The problem is that the concatenation relevance works great in the debugger -
q: concatenation “0d%0a” of ((“reg.exe ADD %22” & it & “%22” & " /v WrapLines /t REG_DWORD /d 0 /f") of pathnames of key “Software\Microsoft\Office\14.0\Common\MailSettings” of key whose (name of it contains regex “(S-1-5-21)-\d{10}-\d{10}-\d{7}-\d{6}$”) of key “HKEY_USERS” of registry)
However, when I try to run the same relevance in the action it gives me an invalid relevance clause error -
As seen in my action window -
appendfile {concatenation “0d%0a” of ((“reg.exe ADD %22” &
it & “%22” & " /v WrapLines /t REG_DWORD /d 0 /f") of pathnames of key “Software
\Microsoft\Office\14.0\Common\MailSettings” of key whose (name of it
contains regex “(S-1-5-21)-\d{10}-\d{10}-\d{7}-\d{6}$”) of key
"HKEY_USERS" of registry) }
evaluation error - Invalid relevance clause - Line 5
You are seeing that error message because you’re using {} multiple times and the action script can’t understand which should be used to see where the “relevance” code is, and which to ignore as part of the registry key/regex matches.

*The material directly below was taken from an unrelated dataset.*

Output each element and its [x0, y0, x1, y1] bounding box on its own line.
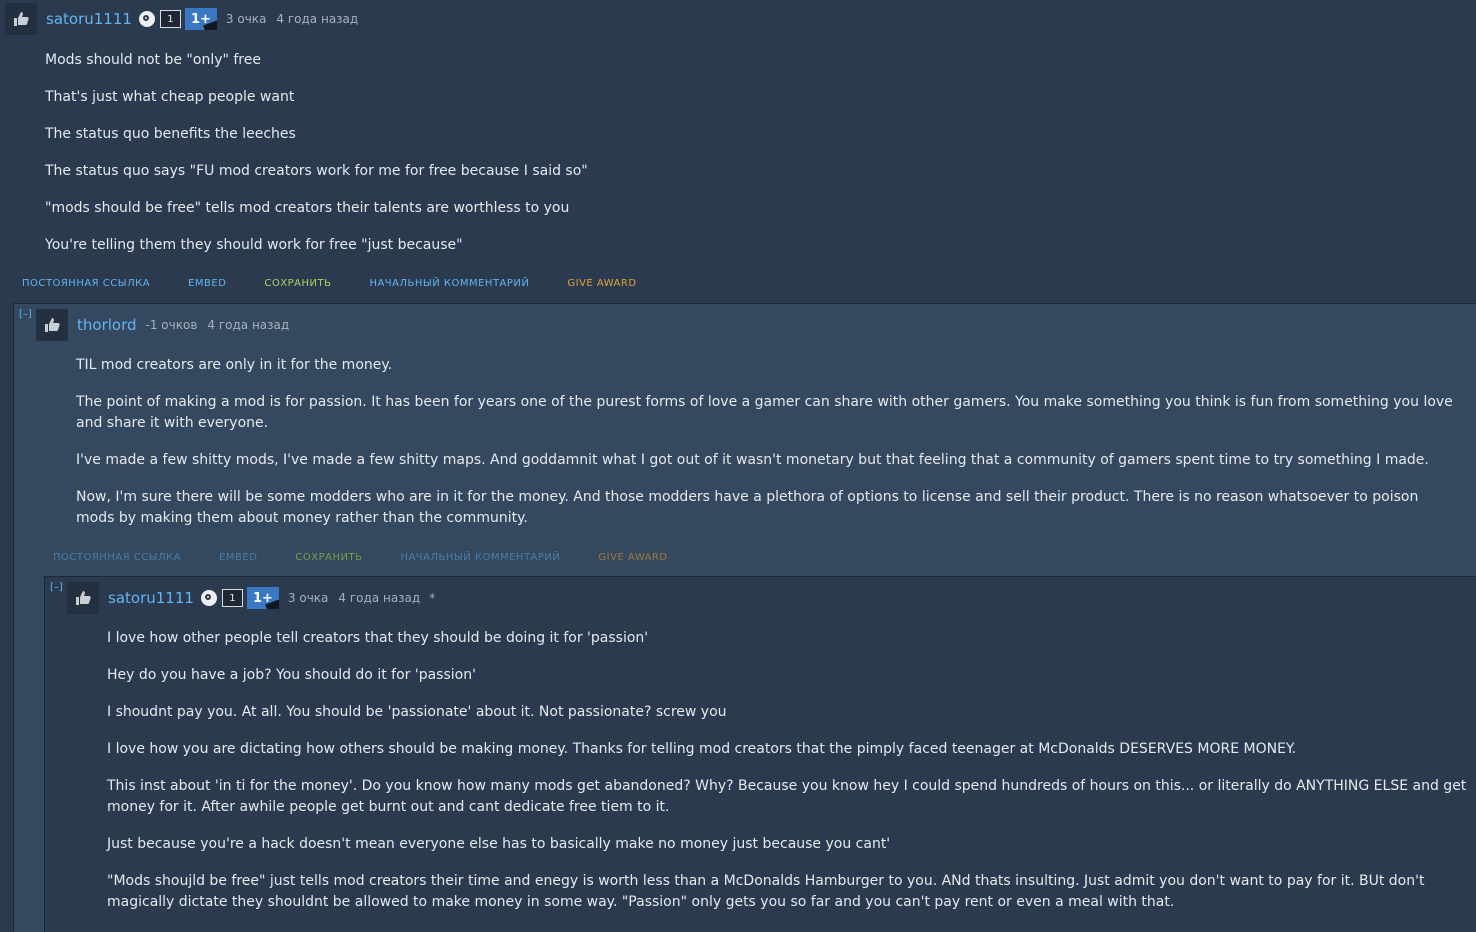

So, I believe escaping the inner curly brackets with an extra closing curly bracket should signal to the relevance interpreter to parse the outer pair {} around the code (and treat it as relevance) and ignore the inner {}'s as part of the regex string.

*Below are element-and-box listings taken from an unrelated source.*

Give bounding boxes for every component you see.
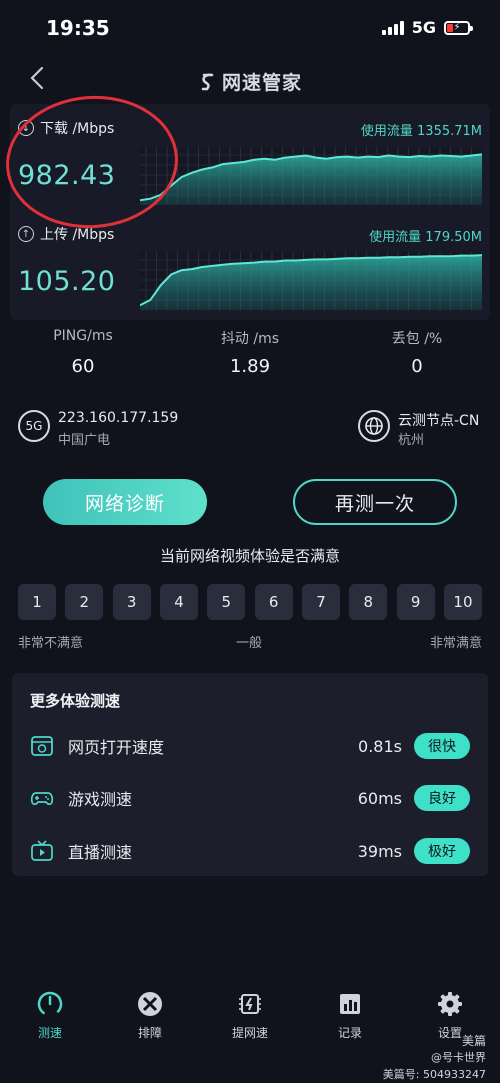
gear-icon xyxy=(438,992,462,1016)
nav-records[interactable]: 记录 xyxy=(300,990,400,1050)
jitter-value: 1.89 xyxy=(229,356,271,377)
download-usage: 使用流量 1355.71M xyxy=(360,124,482,139)
rating-button-10[interactable]: 10 xyxy=(443,584,482,620)
upload-speed: 105.20 xyxy=(18,266,116,297)
packet-loss-value: 0 xyxy=(411,356,423,377)
jitter-label: 抖动 /ms xyxy=(220,331,280,347)
rating-mid-label: 一般 xyxy=(236,636,263,651)
nav-label: 提网速 xyxy=(231,1026,268,1040)
packet-loss-label: 丢包 /% xyxy=(391,331,443,347)
rating-button-4[interactable]: 4 xyxy=(159,584,198,620)
test-row-live[interactable]: 直播测速 39ms 极好 xyxy=(30,835,470,867)
globe-icon xyxy=(358,410,390,442)
status-indicators: 5G ⚡ xyxy=(381,18,473,37)
carrier-name: 中国广电 xyxy=(58,433,111,448)
upload-graph xyxy=(140,252,482,310)
signal-icon xyxy=(381,20,404,35)
rating-button-3[interactable]: 3 xyxy=(112,584,151,620)
ip-address: 223.160.177.159 xyxy=(58,410,179,426)
rating-high-label: 非常满意 xyxy=(429,636,482,651)
rating-button-7[interactable]: 7 xyxy=(301,584,340,620)
more-tests-title: 更多体验测速 xyxy=(30,692,121,710)
test-name: 网页打开速度 xyxy=(68,738,165,757)
rating-button-9[interactable]: 9 xyxy=(396,584,435,620)
test-name: 直播测速 xyxy=(68,843,133,862)
test-badge: 良好 xyxy=(414,785,470,811)
test-row-game[interactable]: 游戏测速 60ms 良好 xyxy=(30,782,470,814)
nav-label: 记录 xyxy=(337,1026,362,1040)
nav-boost[interactable]: 提网速 xyxy=(200,990,300,1050)
gamepad-icon xyxy=(30,792,54,806)
ping-value: 60 xyxy=(71,356,95,377)
test-value: 60ms xyxy=(357,788,402,808)
test-name: 游戏测速 xyxy=(68,790,133,809)
bottom-nav: 测速 排障 提网速 记录 设置 xyxy=(0,990,500,1050)
test-value: 39ms xyxy=(357,841,402,861)
diagnose-button[interactable]: 网络诊断 xyxy=(43,479,207,525)
bar-chart-icon xyxy=(340,994,360,1014)
nav-speedtest[interactable]: 测速 xyxy=(0,990,100,1050)
5g-badge-icon: 5G xyxy=(18,410,50,442)
nav-label: 排障 xyxy=(137,1026,162,1040)
network-type: 5G xyxy=(411,18,436,37)
test-node-city: 杭州 xyxy=(398,433,425,448)
watermark-brand: 美篇 xyxy=(461,1034,486,1048)
download-graph xyxy=(140,147,482,205)
test-badge: 极好 xyxy=(414,838,470,864)
battery-icon: ⚡ xyxy=(444,20,473,35)
retest-button[interactable]: 再测一次 xyxy=(293,479,457,525)
app-title-text: 网速管家 xyxy=(221,72,302,94)
rating-low-label: 非常不满意 xyxy=(18,636,84,651)
rating-button-1[interactable]: 1 xyxy=(18,584,56,620)
ping-label: PING/ms xyxy=(53,328,113,344)
status-time: 19:35 xyxy=(46,16,110,40)
test-node-name: 云测节点-CN xyxy=(398,413,480,429)
test-value: 0.81s xyxy=(358,736,402,756)
webpage-icon xyxy=(31,736,53,756)
gauge-icon xyxy=(37,991,63,1017)
rating-button-5[interactable]: 5 xyxy=(207,584,246,620)
watermark-id: 美篇号: 504933247 xyxy=(382,1068,486,1081)
app-title: 网速管家 xyxy=(0,68,500,95)
chip-icon xyxy=(239,994,261,1014)
rating-question: 当前网络视频体验是否满意 xyxy=(159,547,340,565)
rating-button-8[interactable]: 8 xyxy=(349,584,388,620)
speed-area xyxy=(140,255,482,310)
nav-label: 测速 xyxy=(37,1026,62,1040)
test-badge: 很快 xyxy=(414,733,470,759)
watermark-handle: @号卡世界 xyxy=(431,1051,486,1064)
nav-troubleshoot[interactable]: 排障 xyxy=(100,990,200,1050)
app-logo-icon xyxy=(201,73,214,91)
rating-scale: 1 2 3 4 5 6 7 8 9 10 xyxy=(18,584,482,620)
test-row-webpage[interactable]: 网页打开速度 0.81s 很快 xyxy=(30,730,470,762)
upload-icon: ↑ xyxy=(18,226,34,242)
speed-area xyxy=(140,154,482,205)
rating-button-6[interactable]: 6 xyxy=(254,584,293,620)
rating-button-2[interactable]: 2 xyxy=(65,584,104,620)
nav-label: 设置 xyxy=(437,1026,462,1040)
upload-usage: 使用流量 179.50M xyxy=(369,230,482,245)
tools-icon xyxy=(138,992,162,1016)
tv-icon xyxy=(31,840,53,861)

appendfile {concatenation "0d%0a" of (("reg.exe ADD %22" &
it & "%22" & " /v WrapLines /t REG_DWORD /d 0 /f") of pathnames of key "Software
\Microsoft\Office\14.0\Common\MailSettings" of key whose (name of it
contains regex "(S-1-5-21)-\d{10}}-\d{10}}-\d{7}}-\d{6}}$") of key
"HKEY_USERS\" of registry) }
You need to escape your {. The Action Script uses them to evaluate relevance.

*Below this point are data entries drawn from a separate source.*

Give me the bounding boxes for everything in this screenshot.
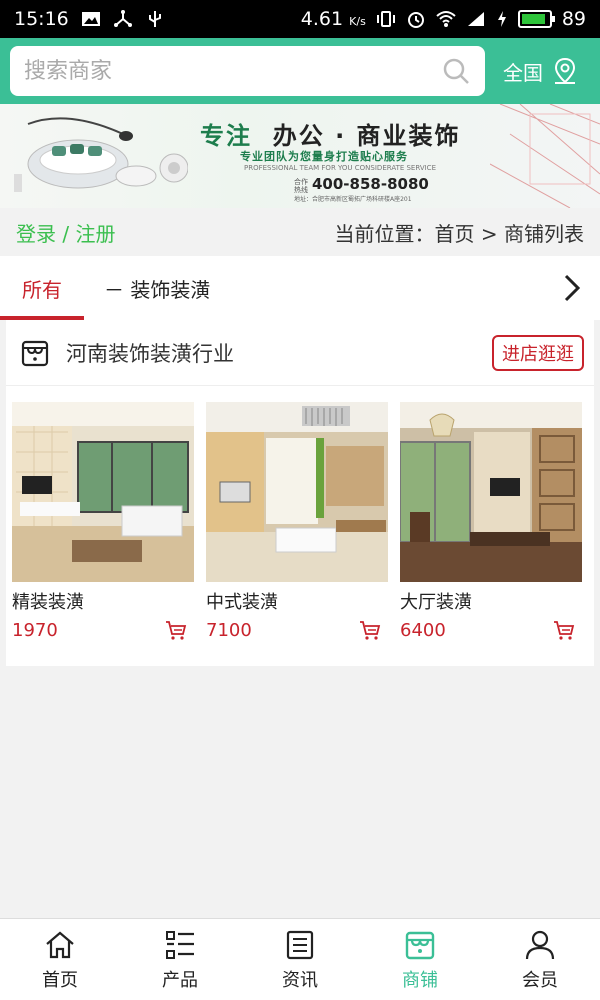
banner-phone-label: 合作热线 <box>294 178 308 194</box>
news-icon <box>286 930 314 959</box>
product-name[interactable]: 大厅装潢 <box>400 588 582 614</box>
promo-banner[interactable]: 专注 办公 · 商业装饰 专业团队为您量身打造贴心服务 PROFESSIONAL… <box>0 104 600 208</box>
nav-shops[interactable]: 商铺 <box>360 919 480 1000</box>
product-name[interactable]: 精装装潢 <box>12 588 194 614</box>
usb-icon <box>148 11 161 27</box>
breadcrumb: 当前位置：首页 > 商铺列表 <box>334 221 584 246</box>
login-register-link[interactable]: 登录 / 注册 <box>16 218 115 247</box>
product-card[interactable]: 大厅装潢 6400 <box>400 402 582 642</box>
network-speed: 4.61 K/s <box>300 8 366 30</box>
search-input[interactable] <box>24 58 441 84</box>
nav-products-label: 产品 <box>162 969 198 991</box>
user-icon <box>525 930 555 959</box>
share-icon <box>113 10 132 27</box>
cart-icon[interactable] <box>552 618 576 642</box>
sofa-illustration <box>14 117 188 192</box>
tab-decoration[interactable]: － 装饰装潢 <box>104 274 210 303</box>
nav-news-label: 资讯 <box>282 969 318 991</box>
list-icon <box>166 930 194 959</box>
vibrate-icon <box>376 11 395 27</box>
home-icon <box>46 931 74 958</box>
product-price: 7100 <box>206 619 252 641</box>
status-bar: 15:16 4.61 K/s 89 <box>0 0 600 38</box>
tab-all[interactable]: 所有 <box>0 256 84 320</box>
charging-icon <box>497 11 506 27</box>
shop-card: 河南装饰装潢行业 进店逛逛 精装装潢 1970 中式装潢 7100 大厅装潢 6… <box>6 320 594 666</box>
region-selector[interactable]: 全国 <box>503 57 579 86</box>
product-name[interactable]: 中式装潢 <box>206 588 388 614</box>
cart-icon[interactable] <box>164 618 188 642</box>
product-image[interactable] <box>206 402 388 582</box>
search-icon[interactable] <box>441 56 471 86</box>
shop-icon <box>405 931 435 959</box>
alarm-icon <box>407 12 424 28</box>
shop-name[interactable]: 河南装饰装潢行业 <box>66 338 234 368</box>
region-label: 全国 <box>503 60 543 85</box>
blueprint-decoration <box>490 104 600 208</box>
nav-home[interactable]: 首页 <box>0 919 120 1000</box>
banner-subtitle-en: PROFESSIONAL TEAM FOR YOU CONSIDERATE SE… <box>244 164 436 172</box>
battery-level: 89 <box>561 8 586 30</box>
nav-member-label: 会员 <box>522 969 558 991</box>
product-list: 精装装潢 1970 中式装潢 7100 大厅装潢 6400 <box>6 386 594 642</box>
banner-address: 地址：合肥市高新区蜀拓广场科研楼A座201 <box>294 196 412 203</box>
banner-subtitle: 专业团队为您量身打造贴心服务 <box>240 150 408 163</box>
product-card[interactable]: 精装装潢 1970 <box>12 402 194 642</box>
product-image[interactable] <box>12 402 194 582</box>
shop-header: 河南装饰装潢行业 进店逛逛 <box>6 320 594 386</box>
banner-phone: 400-858-8080 <box>312 175 429 193</box>
cart-icon[interactable] <box>358 618 382 642</box>
nav-member[interactable]: 会员 <box>480 919 600 1000</box>
nav-news[interactable]: 资讯 <box>240 919 360 1000</box>
search-box[interactable] <box>10 46 485 96</box>
product-price: 1970 <box>12 619 58 641</box>
product-card[interactable]: 中式装潢 7100 <box>206 402 388 642</box>
nav-shops-label: 商铺 <box>402 969 438 991</box>
nav-products[interactable]: 产品 <box>120 919 240 1000</box>
signal-4g-icon <box>467 12 484 26</box>
category-tabs: 所有 － 装饰装潢 <box>0 256 600 320</box>
product-image[interactable] <box>400 402 582 582</box>
store-icon <box>21 340 49 366</box>
visit-shop-button[interactable]: 进店逛逛 <box>492 334 584 371</box>
image-icon <box>81 12 100 26</box>
wifi-icon <box>436 11 456 27</box>
status-time: 15:16 <box>14 8 69 30</box>
location-row: 登录 / 注册 当前位置：首页 > 商铺列表 <box>0 208 600 256</box>
product-price: 6400 <box>400 619 446 641</box>
bottom-nav: 首页 产品 资讯 商铺 会员 <box>0 918 600 1000</box>
chevron-right-icon[interactable] <box>552 268 592 308</box>
battery-icon <box>517 10 555 28</box>
nav-home-label: 首页 <box>42 969 78 991</box>
banner-title: 专注 办公 · 商业装饰 <box>200 122 461 150</box>
location-pin-icon <box>554 57 576 84</box>
search-header: 全国 <box>0 38 600 104</box>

appendfile {concatenation "0d%0a" of (("reg.exe ADD %22" & it & "%22" & " /v WrapLines /t REG_DWORD /d 0 /f") of pathnames of key "Software\Microsoft\Office\14.0\Common\MailSettings" of key whose (name of it contains regex "(S-1-5-21)-\d{{10}-\d{{10}-\d{{7}-\d{{6}$") of key "HKEY_USERS\" of registry) }
jmaple - I think you may be confusing the issue of when to use left { and right }.
You prefix {} with a left bracket { when you have an action script line that should NOT be treated as relevance. You use the ending right bracket } any time you use {} inside some relevance code.
By default, the {} signals to action script to treat the inner characters as relevance code.
So when the code says:
appendfile {*this is the relevance code blah blah blah*}
…then anything inside that set of {} that is going to also use {}'s will need to have a following } to tell the relevance engine to ignore those {}'s and pass them as part of a string.
You only use a prefix { in the case where you have an action script line that has {}'s and you need to tell the action script interpreter NOT to hand it over to the relevance interpreter.
I do know that you can escape {} with an extra opening or closing bracket depending on the circumstances, but I never really thought about which would need escaped in which cases. I think @jwilkinson is right about this.
I think you can also percent encode the {} characters within relevance statements, and I think that is often what I had done instead.
Gah!..can’t believe I overlooked that! Thanks for the assist! It worked fine in the debugger…lets see how it handles a real-time test. Don’t know if it will handle more than one profile yet.